Objective: Hematoma lysis with recombinant tissue plasminogen activator (rtPA) has emerged as an optional therapy for spontaneous intracerebral hemorrhage (ICH). However, the effect of hematoma volume reduction is often counteracted by rtPA-induced delayed edema as a side effect. Transcranial ultrasound has been applied in combination with rtPA lysis for the treatment of intracranial arterial occlusion. An advantage of endosongraphy in contrast to transcranial sonography is its higher frequency at a lower range protecting surrounding tissue. The aim of this study was to evaluate the lysis of blood clots using an endosonography catheter and a reduced dose of rtPA in a novel clot model to achieve hematoma lysis with non-toxic doses of rtPA.

Method: In vitro blood clots were produced from 25 ml of human blood, incubated 4 h at 37 C°. An external ventricular drainage (EVD) was placed into all clots, mimicking the intracranial situation of a lysis catheter, and connected to a drainage system. The clots were submerged 10 cm in water and 15 cm above the ground of a 37 C° water bath. 4 experimental groups each consisting of 3 blood clots were analyzed in different treatment situations. Group 1 has no further treatment, in group 2 a suboptimal dose of 0.3 mg rtPA was administered, in group 3 in addition to rtPA 1 h ultrasound exposure by a 10 F endosonography catheter was achieved in B-mode (10 mHz) and Doppler-mode (6.5 mHz) to create maximum ultrasound power, and in group 4 only ultrasound was applied. In groups 2 and 3 the drainage was closed for 1 h after rtPA injection, in group 1 and 4 it remained open. Clots were weighed before and 1 h after treatment. Statistical analysis was performed by a t-Test.

Results: It was possible to create a reliable clot model for in vitro investigation. The post-treatment clot volume of the control group was 53.7% ±8%, rtPA group 51.9% ±3%, ultrasound group 51.7% ±10.5% and rtPA+ultrasound group 43.8% ±5%. Comparing the groups, there was a significant reduction of clot volume in the rtPA+ultrasound compared to the control group (P<0.05) and a tendency compared to the rtPA group.

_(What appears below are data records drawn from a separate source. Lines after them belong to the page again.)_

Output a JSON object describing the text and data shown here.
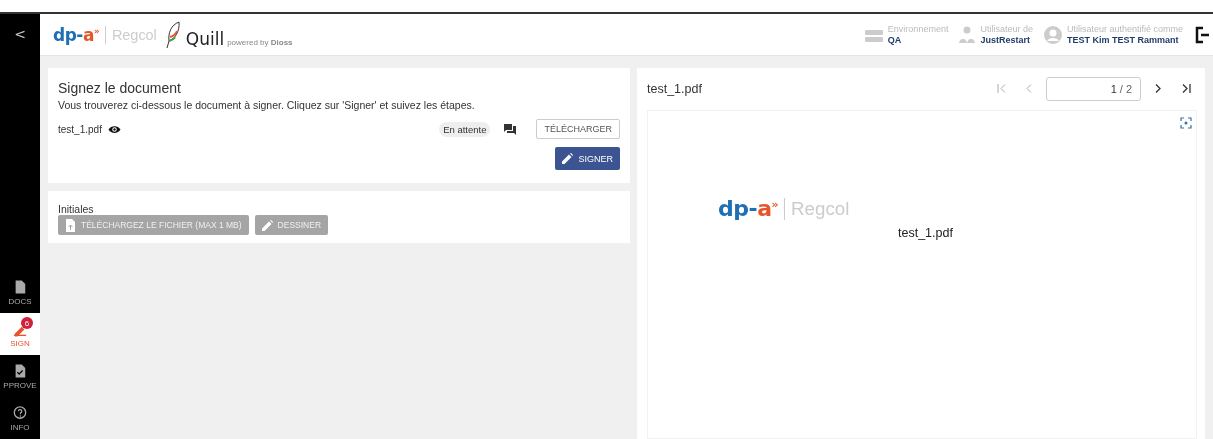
{
  "sidebar": {
    "collapse_label": "<",
    "items": [
      {
        "label": "DOCS",
        "kind": "docs",
        "selected": false
      },
      {
        "label": "SIGN",
        "kind": "sign",
        "selected": true,
        "badge": "6"
      },
      {
        "label": "PPROVE",
        "kind": "approve",
        "selected": false
      },
      {
        "label": "INFO",
        "kind": "info",
        "selected": false
      }
    ]
  },
  "header": {
    "logo": {
      "brand_start": "dp-",
      "brand_end": "a",
      "mark": "»",
      "product": "Regcol",
      "app": "Quill",
      "powered_by": "powered by **Dioss**"
    },
    "info": [
      {
        "kind": "environment",
        "label": "Environnement",
        "value": "QA"
      },
      {
        "kind": "organisation",
        "label": "Utilisateur de",
        "value": "JustRestart"
      },
      {
        "kind": "user",
        "label": "Utilisateur authentifié comme",
        "value": "TEST Kim TEST Rammant"
      }
    ]
  },
  "sign_card": {
    "title": "Signez le document",
    "instructions": "Vous trouverez ci-dessous le document à signer. Cliquez sur 'Signer' et suivez les étapes.",
    "file": "test_1.pdf",
    "status": "En attente",
    "download_button": "TÉLÉCHARGER",
    "sign_button": "SIGNER"
  },
  "initials_card": {
    "title": "Initiales",
    "buttons": [
      {
        "kind": "upload",
        "label": "TÉLÉCHARGEZ LE FICHIER (MAX 1 MB)",
        "disabled": true
      },
      {
        "kind": "draw",
        "label": "DESSINER",
        "disabled": true
      }
    ]
  },
  "viewer": {
    "file_name": "test_1.pdf",
    "page": "1",
    "page_count": "/ 2",
    "document": {
      "brand_start": "dp-",
      "brand_end": "a",
      "mark": "»",
      "product": "Regcol",
      "file_name": "test_1.pdf"
    }
  }
}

Conclusions: Preliminary results of our experimental in vitro study of clot lysis show an additive effect of lysis induction by minimal rtPA dose and sono-thrombolysis. Thus a possible combined treatment of sono-thrombolysis and a minimal rtPA dose could achieve sufficient hematoma volume reduction and reduced cytotoxic effects of rtPA on brain tissue. This needs further investigation in an animal model of ICH.